Design Pattern 16: Stateless Serving function
Model export Inference in Python Create web endpoint
It works because of autoscaling, fully managed, language neutral (if possible).
Design Pattern 17: Batch serving
A large number of instances all at once
Alternative: lambda architecture -> Supports both online serving and batch serving.
Design Pattern 18: Continued Model Evaluation
Model drift - data drift
To do that => Save predictions Capture ground truth Evaluate model perf Continuous evaluation
Do that to check triggers for retraining.
Data validation with TFX.
Design Pattern 19: Two-Phase Predictions
The Two-Phase Predictions design pattern provides a way to address the problem of keeping large, complex models performant when they have to be deployed on distributed devices by splitting the use cases into two phases, with only the simpler phase being carried out on the edge.
Example: Recognize okay google on the device. Do the request on an API.
Design Pattern 20: Keyed Predictions
Reproducibility design patterns
Design Pattern 21: Transform
The Transform design pattern makes moving an ML model to production much easier by keeping inputs, features, and transforms carefully separate.
To reuse. Can be difficult according to your framework.
Design Pattern 22: Repeatable splitting
To ensure that sampling is repeatable and reproducible, it is necessary to use a well distributed column and a deterministic hash function to split the available data into training, validation and test datasets.
If you use seed, it leads to leakage information between the training and testing dataset when some of the flights on any particular day are in the training dataset and some other flights on the same day are in the testing dataset.
Design Pattern 23: Bridged Schema
The bridged schema design pattern provides ways to adapt the data used to train a model from its older, original data schema to newer, better data.
Design Pattern 25: Workflow Pipeline
In the Worflow Pipeline design pattern, we address the problem of creating an end-to-end reproducible pipeline by containerizing and orchestrating the steps in our machine learning process. The containerization might be done explicitly, or using a framework that simplifies the process.
Design Pattern 26: Feature Store
The “Feature Store” design pattern simplifies the management and reuse of features accross projects by decoupling the feature creation process from the development of models using those features.

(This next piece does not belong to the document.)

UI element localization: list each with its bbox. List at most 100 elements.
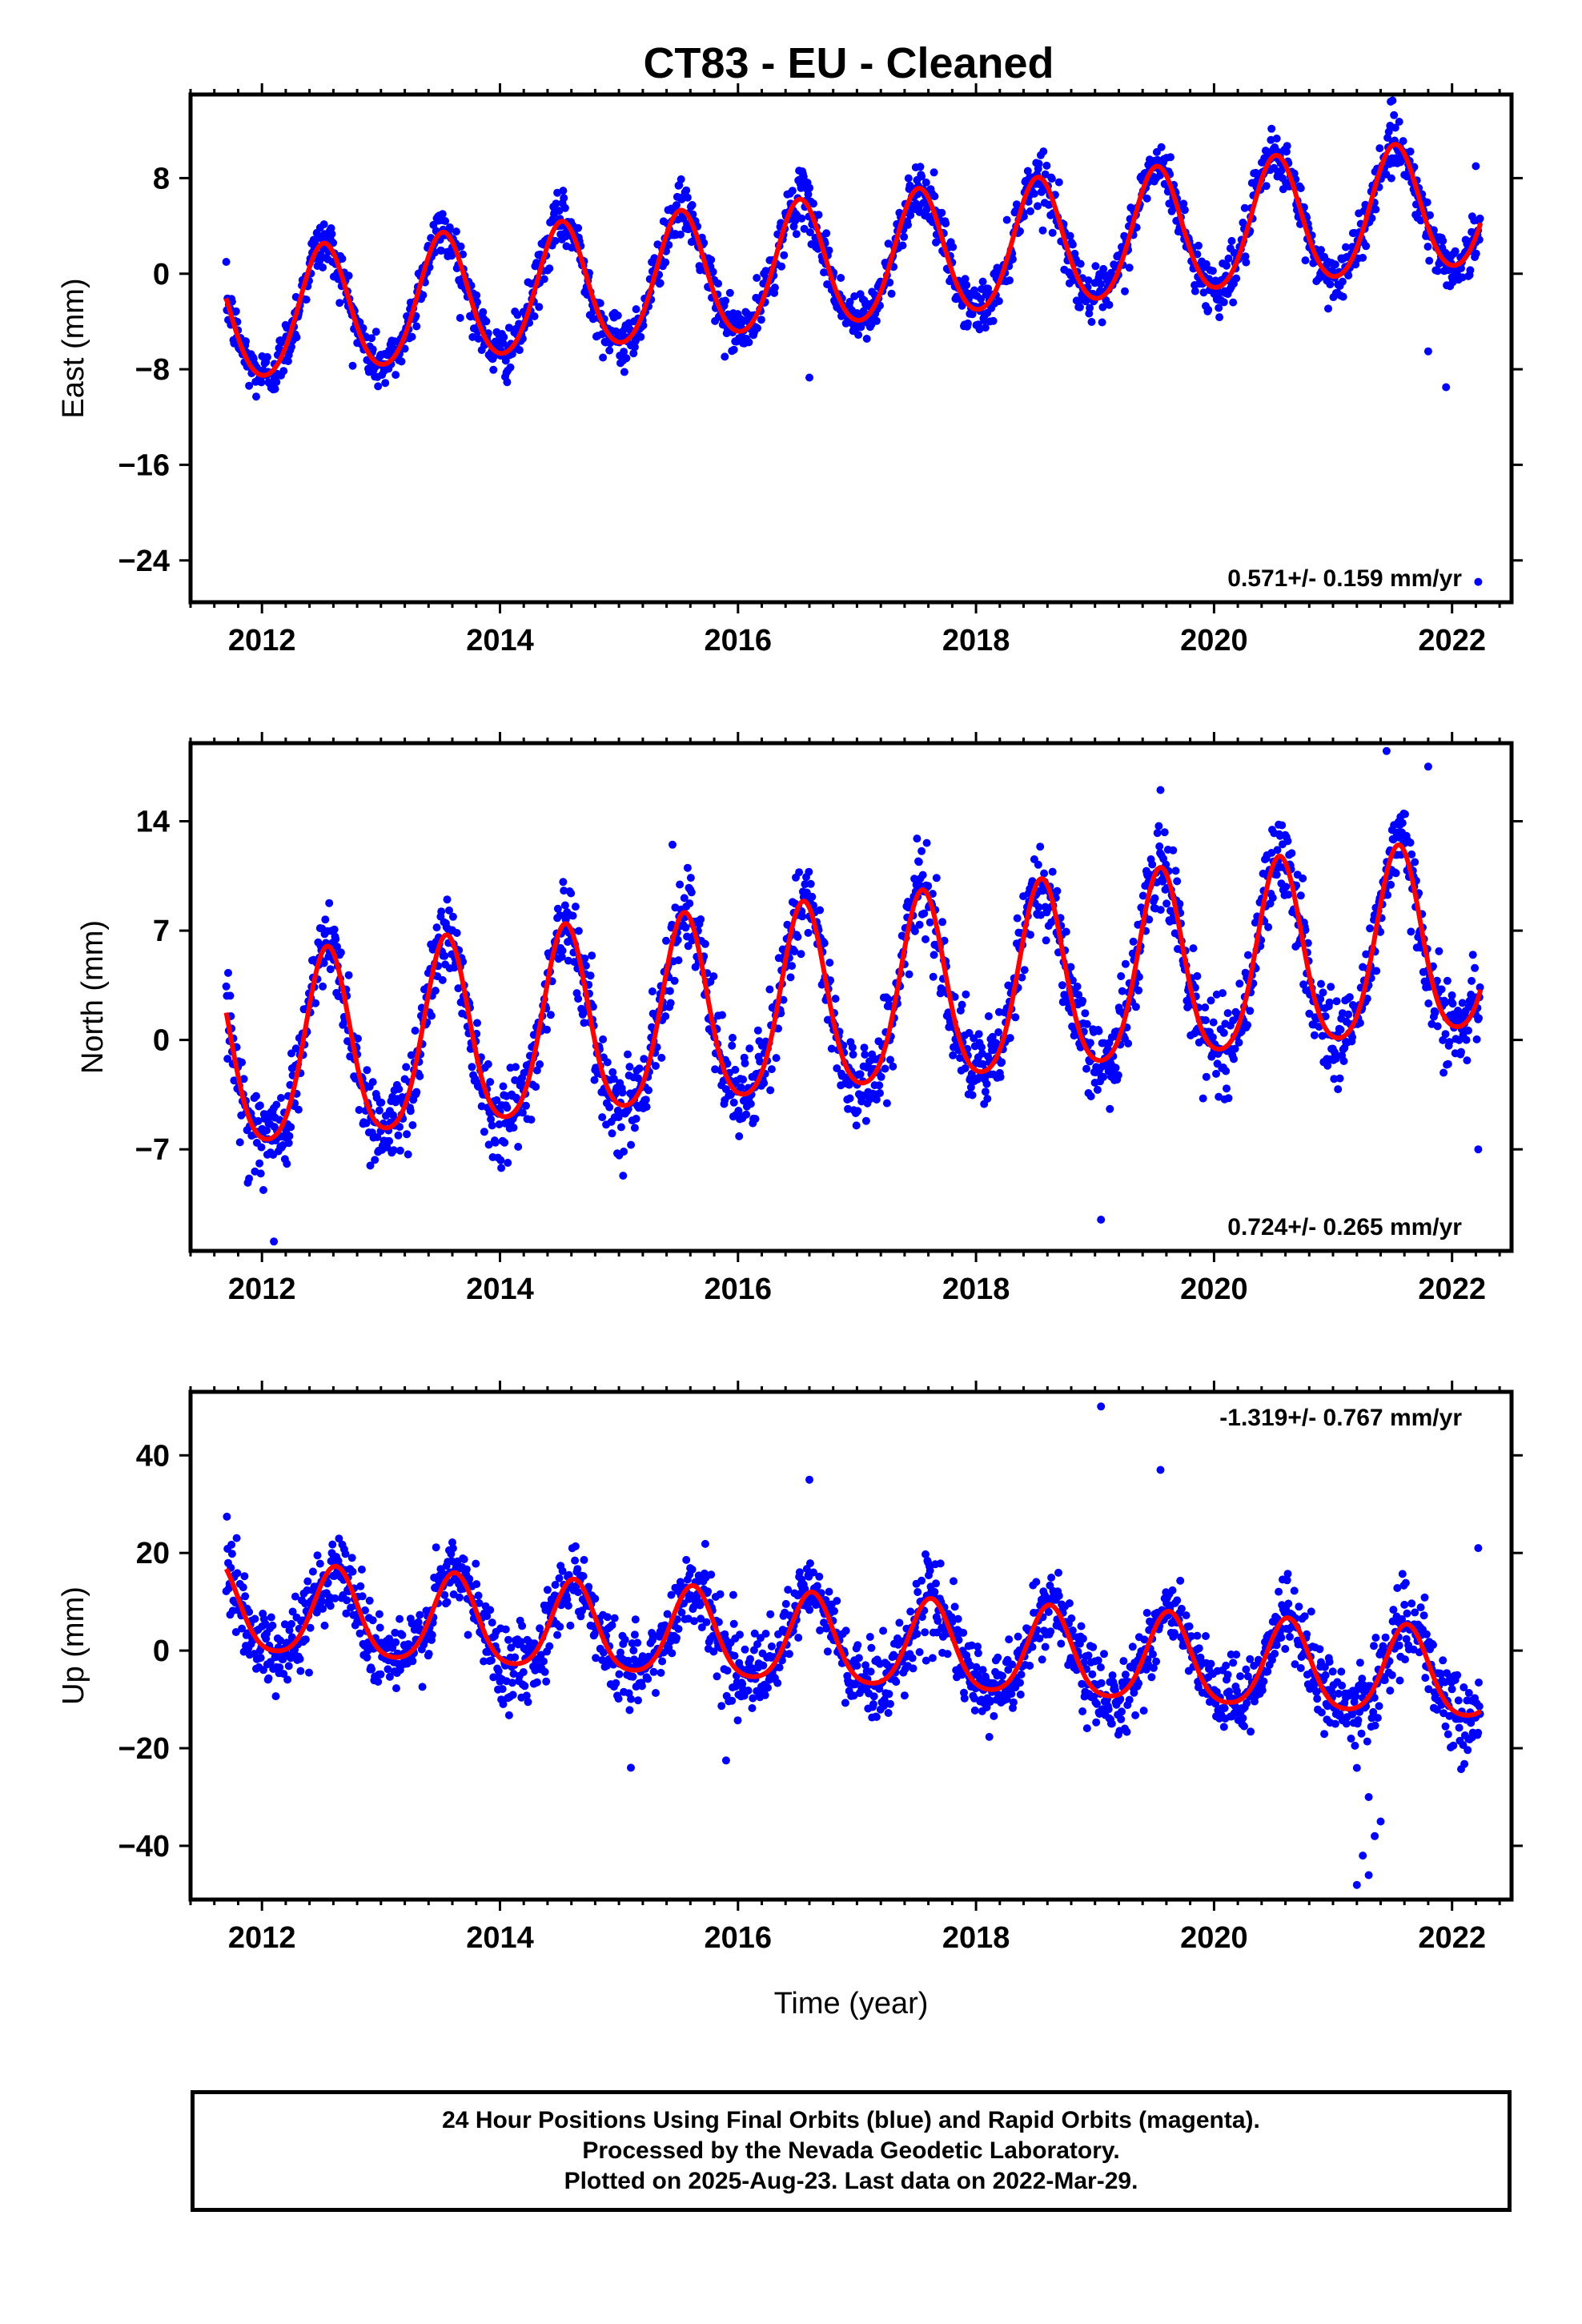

Design Pattern 27: Model Versioning
In the model versioning design pattern, backward compatibility is achieved by deploying a changed model as a microservice with a different REST endpoint. This is a necessary prerequisite for many of the other patterns discussed in this chapter.
Design Pattern 28: Heuristic Benchmark
The Heuristic Benchmark pattern compares and ML model against a simple, easy-to-understand heuristic in order to explain the model’s performance to business decision makers.